I have just taken the Dss of Devonshire’s House from next Sunday the 12th for one Year at 700£ – as Ld B wants Space I hope it will suit him – but after that, I am in rather a fright at what I have done – but all I can say, is. that I have not done it hastily…

for at first I would not take it – & have this morning been with all ye great House brokers – & on seeing what they ask for very indifferent Houses & how few are to be let furnish’d I went back to this, & concluded the bargain…

Lady Melbourne

All the miserable Cottages you remember are removed, and the road turned, and the Green before the House will be made quite level & the Garden go quite down the dead you may recollect was in front of the House, with a small brook in the Botton.

We mean to plant Poplars, Limes and Firs to conceal the Court Yard in front and all together it will really be a pretty Spot.

Lady Noel

“When Lady Caroline Lamb described Byron as ‘mad, bad and dangerous to know’ it summed up his flamboyant reputation as one of the leading figures in the Romantic Movement. Today he might be described as a ‘Player’.

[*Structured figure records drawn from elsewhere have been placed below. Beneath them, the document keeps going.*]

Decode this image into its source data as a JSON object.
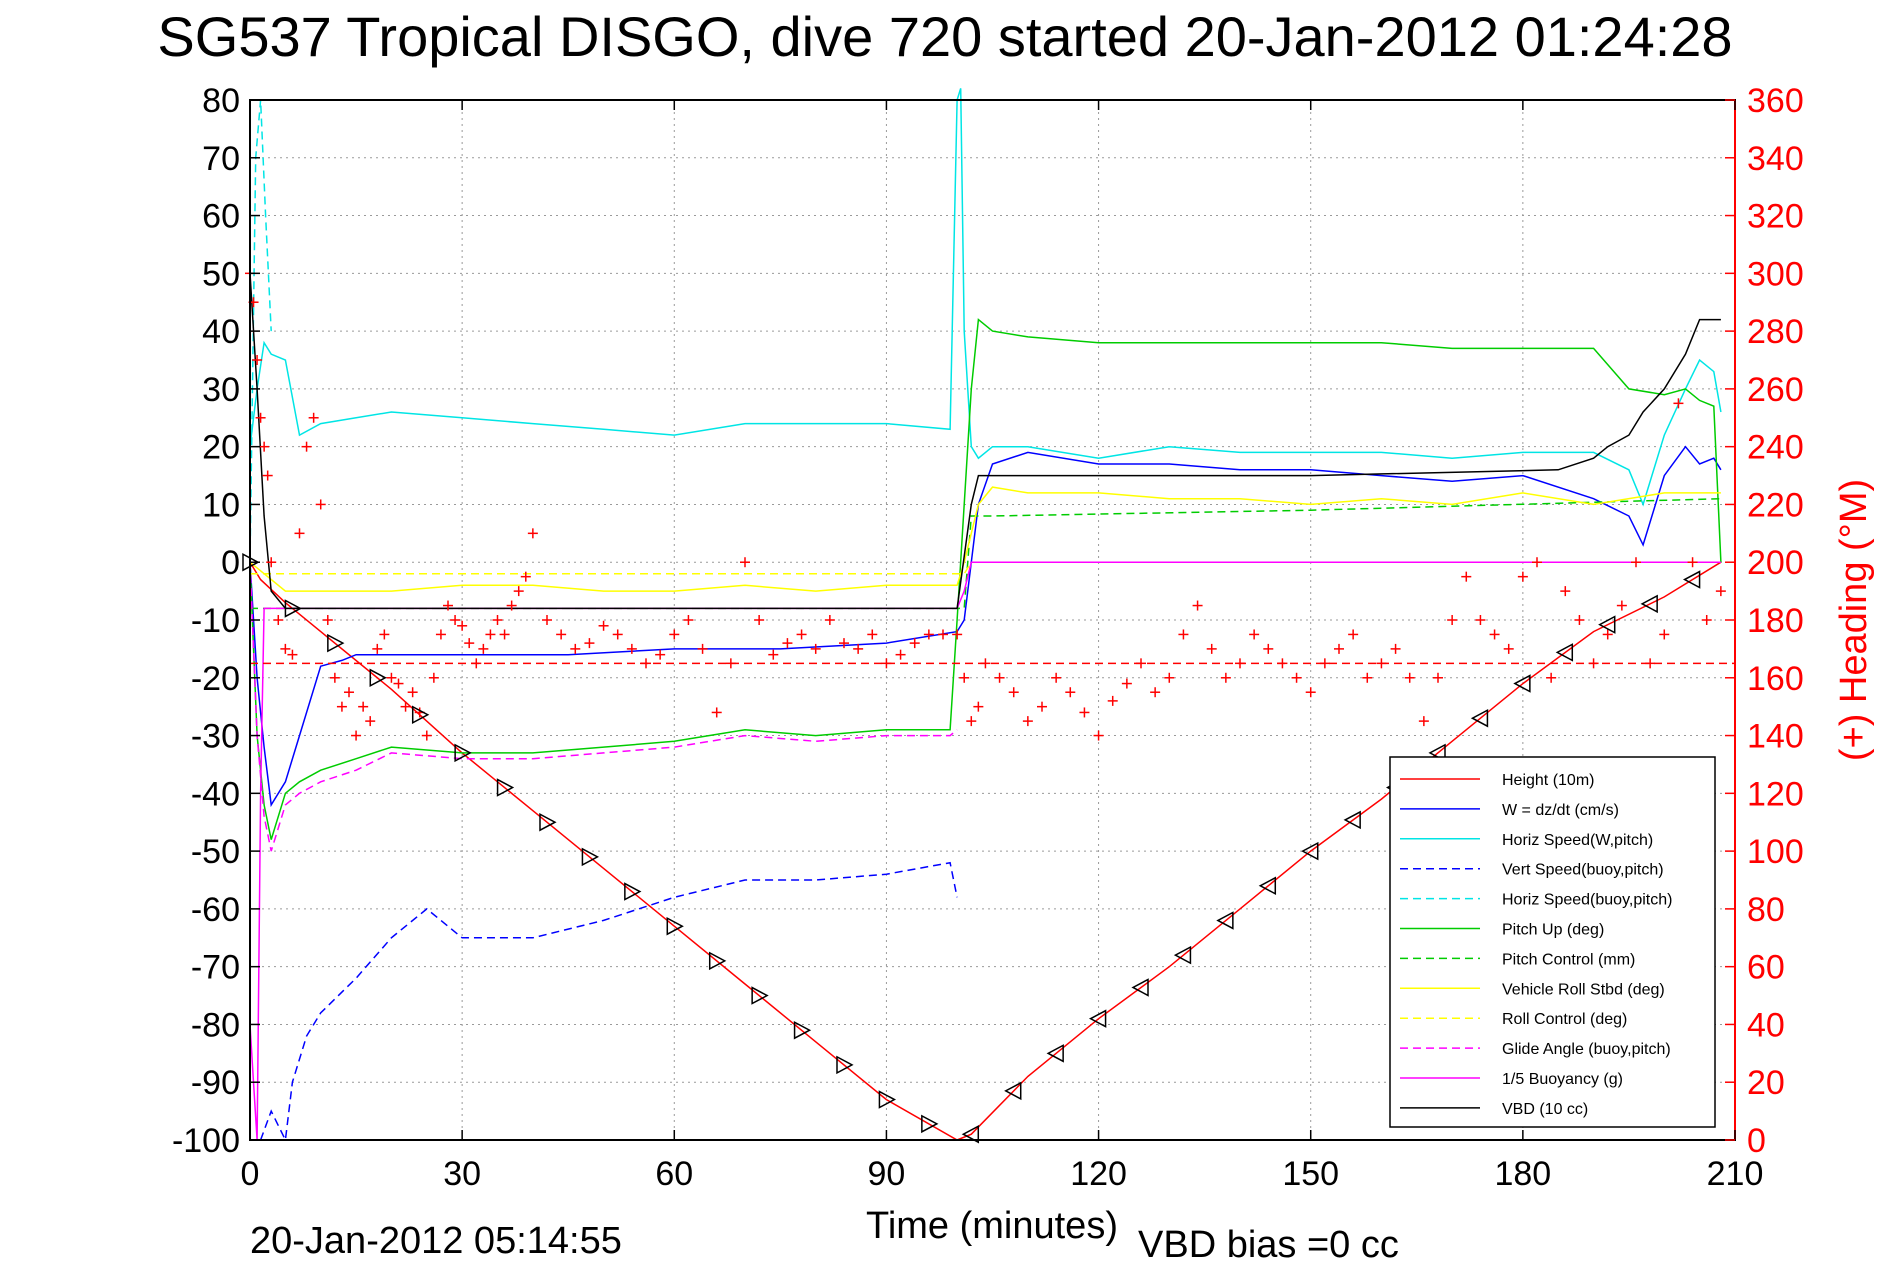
{
  "chart_data": {
    "type": "line",
    "title": "SG537 Tropical DISGO, dive 720 started 20-Jan-2012 01:24:28",
    "xlabel": "Time (minutes)",
    "ylabel_right": "(+) Heading (°M)",
    "xlim": [
      0,
      210
    ],
    "ylim": [
      -100,
      80
    ],
    "ylim_right": [
      0,
      360
    ],
    "x_ticks": [
      "0",
      "30",
      "60",
      "90",
      "120",
      "150",
      "180",
      "210"
    ],
    "y_ticks": [
      "80",
      "70",
      "60",
      "50",
      "40",
      "30",
      "20",
      "10",
      "0",
      "-10",
      "-20",
      "-30",
      "-40",
      "-50",
      "-60",
      "-70",
      "-80",
      "-90",
      "-100"
    ],
    "y_ticks_right": [
      "360",
      "340",
      "320",
      "300",
      "280",
      "260",
      "240",
      "220",
      "200",
      "180",
      "160",
      "140",
      "120",
      "100",
      "80",
      "60",
      "40",
      "20",
      "0"
    ],
    "grid": true,
    "legend_position": "bottom-right",
    "footer_left": "20-Jan-2012 05:14:55",
    "footer_right": "VBD bias =0 cc",
    "series": [
      {
        "name": "Height (10m)",
        "color": "#ff0000",
        "style": "solid",
        "x": [
          0,
          1.5,
          5,
          10,
          20,
          30,
          40,
          50,
          60,
          70,
          80,
          90,
          100,
          102,
          110,
          120,
          130,
          140,
          150,
          160,
          170,
          180,
          190,
          200,
          208
        ],
        "y": [
          0,
          -3,
          -7,
          -12,
          -22,
          -33,
          -43,
          -53,
          -63,
          -73,
          -83,
          -93,
          -100,
          -99,
          -89,
          -79,
          -70,
          -60,
          -50,
          -41,
          -31,
          -21,
          -12,
          -6,
          0
        ]
      },
      {
        "name": "W = dz/dt (cm/s)",
        "color": "#0000ff",
        "style": "solid",
        "x": [
          0,
          1,
          2,
          3,
          5,
          7,
          10,
          13,
          15,
          20,
          30,
          45,
          60,
          75,
          90,
          100,
          101,
          102,
          103,
          105,
          110,
          120,
          130,
          140,
          150,
          160,
          170,
          180,
          190,
          195,
          197,
          200,
          203,
          205,
          207,
          208
        ],
        "y": [
          0,
          -20,
          -32,
          -42,
          -38,
          -30,
          -18,
          -17,
          -16,
          -16,
          -16,
          -16,
          -15,
          -15,
          -14,
          -12,
          -10,
          0,
          10,
          17,
          19,
          17,
          17,
          16,
          16,
          15,
          14,
          15,
          11,
          8,
          3,
          15,
          20,
          17,
          18,
          16
        ]
      },
      {
        "name": "Horiz Speed(W,pitch)",
        "color": "#00e5e5",
        "style": "solid",
        "x": [
          0,
          1,
          2,
          3,
          5,
          7,
          10,
          15,
          20,
          30,
          40,
          50,
          60,
          70,
          80,
          90,
          99,
          100,
          100.5,
          101,
          102,
          103,
          105,
          110,
          120,
          130,
          140,
          150,
          160,
          170,
          180,
          190,
          195,
          197,
          200,
          203,
          205,
          207,
          208
        ],
        "y": [
          20,
          30,
          38,
          36,
          35,
          22,
          24,
          25,
          26,
          25,
          24,
          23,
          22,
          24,
          24,
          24,
          23,
          80,
          82,
          40,
          20,
          18,
          20,
          20,
          18,
          20,
          19,
          19,
          19,
          18,
          19,
          19,
          16,
          10,
          22,
          30,
          35,
          33,
          26
        ]
      },
      {
        "name": "Vert Speed(buoy,pitch)",
        "color": "#0000ff",
        "style": "dashed",
        "x": [
          1.5,
          3,
          5,
          6,
          8,
          10,
          15,
          20,
          25,
          30,
          40,
          50,
          60,
          70,
          80,
          90,
          99,
          100
        ],
        "y": [
          -100,
          -95,
          -100,
          -90,
          -82,
          -78,
          -72,
          -65,
          -60,
          -65,
          -65,
          -62,
          -58,
          -55,
          -55,
          -54,
          -52,
          -58
        ]
      },
      {
        "name": "Horiz Speed(buoy,pitch)",
        "color": "#00e5e5",
        "style": "dashed",
        "x": [
          0,
          0.8,
          1.5,
          2.2,
          3
        ],
        "y": [
          0,
          70,
          80,
          60,
          40
        ]
      },
      {
        "name": "Pitch Up (deg)",
        "color": "#00cc00",
        "style": "solid",
        "x": [
          0,
          1,
          2,
          3,
          5,
          7,
          10,
          15,
          20,
          30,
          40,
          50,
          60,
          70,
          80,
          90,
          99,
          100,
          101,
          102,
          103,
          105,
          110,
          120,
          130,
          140,
          150,
          160,
          170,
          180,
          190,
          195,
          200,
          203,
          205,
          207,
          208
        ],
        "y": [
          0,
          -30,
          -42,
          -48,
          -40,
          -38,
          -36,
          -34,
          -32,
          -33,
          -33,
          -32,
          -31,
          -29,
          -30,
          -29,
          -29,
          -10,
          10,
          30,
          42,
          40,
          39,
          38,
          38,
          38,
          38,
          38,
          37,
          37,
          37,
          30,
          29,
          30,
          28,
          27,
          0
        ]
      },
      {
        "name": "Pitch Control (mm)",
        "color": "#00cc00",
        "style": "dashed",
        "x": [
          0,
          100,
          100,
          101,
          102,
          103,
          105,
          150,
          208
        ],
        "y": [
          -8,
          -8,
          -8,
          -8,
          8,
          8,
          8,
          9,
          11
        ]
      },
      {
        "name": "Vehicle Roll Stbd (deg)",
        "color": "#ffff00",
        "style": "solid",
        "x": [
          0,
          5,
          10,
          20,
          30,
          40,
          50,
          60,
          70,
          80,
          90,
          100,
          101,
          102,
          103,
          105,
          110,
          120,
          130,
          140,
          150,
          160,
          170,
          180,
          190,
          200,
          208
        ],
        "y": [
          0,
          -5,
          -5,
          -5,
          -4,
          -4,
          -5,
          -5,
          -4,
          -5,
          -4,
          -4,
          0,
          5,
          10,
          13,
          12,
          12,
          11,
          11,
          10,
          11,
          10,
          12,
          10,
          12,
          12
        ]
      },
      {
        "name": "Roll Control (deg)",
        "color": "#ffff00",
        "style": "dashed",
        "x": [
          0,
          100,
          101,
          102,
          208
        ],
        "y": [
          -2,
          -2,
          -2,
          0,
          0
        ]
      },
      {
        "name": "Glide Angle (buoy,pitch)",
        "color": "#ff00ff",
        "style": "dashed",
        "x": [
          0,
          1,
          2,
          3,
          5,
          7,
          10,
          15,
          20,
          30,
          40,
          50,
          60,
          70,
          80,
          90,
          99,
          100
        ],
        "y": [
          0,
          -30,
          -44,
          -50,
          -42,
          -40,
          -38,
          -36,
          -33,
          -34,
          -34,
          -33,
          -32,
          -30,
          -31,
          -30,
          -30,
          -29
        ]
      },
      {
        "name": "1/5 Buoyancy (g)",
        "color": "#ff00ff",
        "style": "solid",
        "x": [
          0,
          0.5,
          1,
          1.5,
          2,
          100,
          101,
          102,
          208
        ],
        "y": [
          -80,
          -90,
          -100,
          -40,
          -8,
          -8,
          -5,
          0,
          0
        ]
      },
      {
        "name": "VBD (10 cc)",
        "color": "#000000",
        "style": "solid",
        "x": [
          0,
          1,
          2,
          3,
          5,
          100,
          102,
          103,
          105,
          150,
          185,
          190,
          192,
          195,
          197,
          200,
          203,
          205,
          208
        ],
        "y": [
          50,
          30,
          8,
          -5,
          -8,
          -8,
          10,
          15,
          15,
          15,
          16,
          18,
          20,
          22,
          26,
          30,
          36,
          42,
          42
        ]
      }
    ],
    "heading_series": {
      "name": "Heading",
      "axis": "right",
      "color": "#ff0000",
      "marker": "+",
      "reference_heading": 165,
      "x": [
        0,
        0.5,
        1,
        1.5,
        2,
        2.5,
        3,
        4,
        5,
        6,
        7,
        8,
        9,
        10,
        11,
        12,
        13,
        14,
        15,
        16,
        17,
        18,
        19,
        20,
        21,
        22,
        23,
        24,
        25,
        26,
        27,
        28,
        29,
        30,
        31,
        32,
        33,
        34,
        35,
        36,
        37,
        38,
        39,
        40,
        42,
        44,
        46,
        48,
        50,
        52,
        54,
        56,
        58,
        60,
        62,
        64,
        66,
        68,
        70,
        72,
        74,
        76,
        78,
        80,
        82,
        84,
        86,
        88,
        90,
        92,
        94,
        96,
        98,
        100,
        101,
        102,
        103,
        104,
        106,
        108,
        110,
        112,
        114,
        116,
        118,
        120,
        122,
        124,
        126,
        128,
        130,
        132,
        134,
        136,
        138,
        140,
        142,
        144,
        146,
        148,
        150,
        152,
        154,
        156,
        158,
        160,
        162,
        164,
        166,
        168,
        170,
        172,
        174,
        176,
        178,
        180,
        182,
        184,
        186,
        188,
        190,
        192,
        194,
        196,
        198,
        200,
        202,
        204,
        206,
        208
      ],
      "y": [
        300,
        290,
        270,
        250,
        240,
        230,
        200,
        180,
        170,
        168,
        210,
        240,
        250,
        220,
        180,
        160,
        150,
        155,
        140,
        150,
        145,
        170,
        175,
        160,
        158,
        150,
        155,
        148,
        140,
        160,
        175,
        185,
        180,
        178,
        172,
        165,
        170,
        175,
        180,
        175,
        185,
        190,
        195,
        210,
        180,
        175,
        170,
        172,
        178,
        175,
        170,
        165,
        168,
        175,
        180,
        170,
        148,
        165,
        200,
        180,
        168,
        172,
        175,
        170,
        180,
        172,
        170,
        175,
        165,
        168,
        172,
        175,
        175,
        175,
        160,
        145,
        150,
        165,
        160,
        155,
        145,
        150,
        160,
        155,
        148,
        140,
        152,
        158,
        165,
        155,
        160,
        175,
        185,
        170,
        160,
        165,
        175,
        170,
        165,
        160,
        155,
        165,
        170,
        175,
        160,
        165,
        170,
        160,
        145,
        160,
        180,
        195,
        180,
        175,
        170,
        195,
        200,
        160,
        190,
        180,
        165,
        175,
        185,
        200,
        165,
        175,
        255,
        200,
        180,
        190
      ]
    }
  }
}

What would he have made of **** making his London home the subject of her attentions I wonder?”

The Ghost of Piccadilly

Chrissie B

So you are settled in Albany, where most of my happiest days were pass’d – whilst I lived in that House, no Misfortune reach’d me, & I should not have disliked to be an appendage to ye Lease to live in it again – every despairing and distressing event of my Life has happened since I lived at Whitehall.

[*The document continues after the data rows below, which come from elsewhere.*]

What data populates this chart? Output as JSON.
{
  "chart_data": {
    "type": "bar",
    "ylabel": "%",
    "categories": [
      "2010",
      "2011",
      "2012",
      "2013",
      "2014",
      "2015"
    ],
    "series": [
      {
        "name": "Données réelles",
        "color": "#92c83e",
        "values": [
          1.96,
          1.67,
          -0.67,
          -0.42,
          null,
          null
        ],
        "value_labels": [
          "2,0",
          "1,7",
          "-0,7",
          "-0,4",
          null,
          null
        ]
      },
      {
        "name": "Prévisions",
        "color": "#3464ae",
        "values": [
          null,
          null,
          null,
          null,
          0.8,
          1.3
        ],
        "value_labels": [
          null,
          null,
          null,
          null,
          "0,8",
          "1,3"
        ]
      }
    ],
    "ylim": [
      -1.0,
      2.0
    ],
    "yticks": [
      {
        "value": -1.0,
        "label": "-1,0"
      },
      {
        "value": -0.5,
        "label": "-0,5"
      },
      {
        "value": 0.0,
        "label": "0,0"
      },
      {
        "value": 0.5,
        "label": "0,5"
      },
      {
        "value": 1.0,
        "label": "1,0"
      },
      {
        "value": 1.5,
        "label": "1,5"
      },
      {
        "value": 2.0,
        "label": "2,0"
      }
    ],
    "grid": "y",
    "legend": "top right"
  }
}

I never was much in the Apartments you have taken, but the furniture which used to be in your Sitting room would have now been pleasant & useful to you, opposite to the fire hung the view of Constantinople which you see here, & over the Chimney a painting of Joseph turning in disgust from Potiphar’s Wife…

Lady Melbourne

Just come from Newstead… I entered the Hall – and saw the dog; then walked on into the dining room… he was wont to excercise there.

His fencing sword and singlesticks… the apartments were in every respect the same… he might have walked in… the parapets and steps where he sat… the leads where he walked… his room where I was rooted having involuntarily returned…

Lady Byron

When my rooms are finished I shall be happy to see you… I am furnishing the house more for you than myself, and I shall establish you in it before I sail…

I am now fitting up the green drawing room, the red (as a bedroom) and the rooms over as sleeping rooms, they will soon be completed, at least I hope so…

Lord Byron

​”It’s a nice enough house and big enough for this feline to get lost in as I have to protect my paws when Lord Byron’s bad-tempered hound is on the prowl.

BUT it is a rather chilly house as there is NO central heating AND sooty whiskers is NEVER a good look!”

The Ghost of Piccadilly


“Walked early to look at my old house in Piccadilly – saw into the room where I have sat with him, and felt as if I had lived there with a friend who was long since dead to me.

No sense of past agony – all mournfully soft.”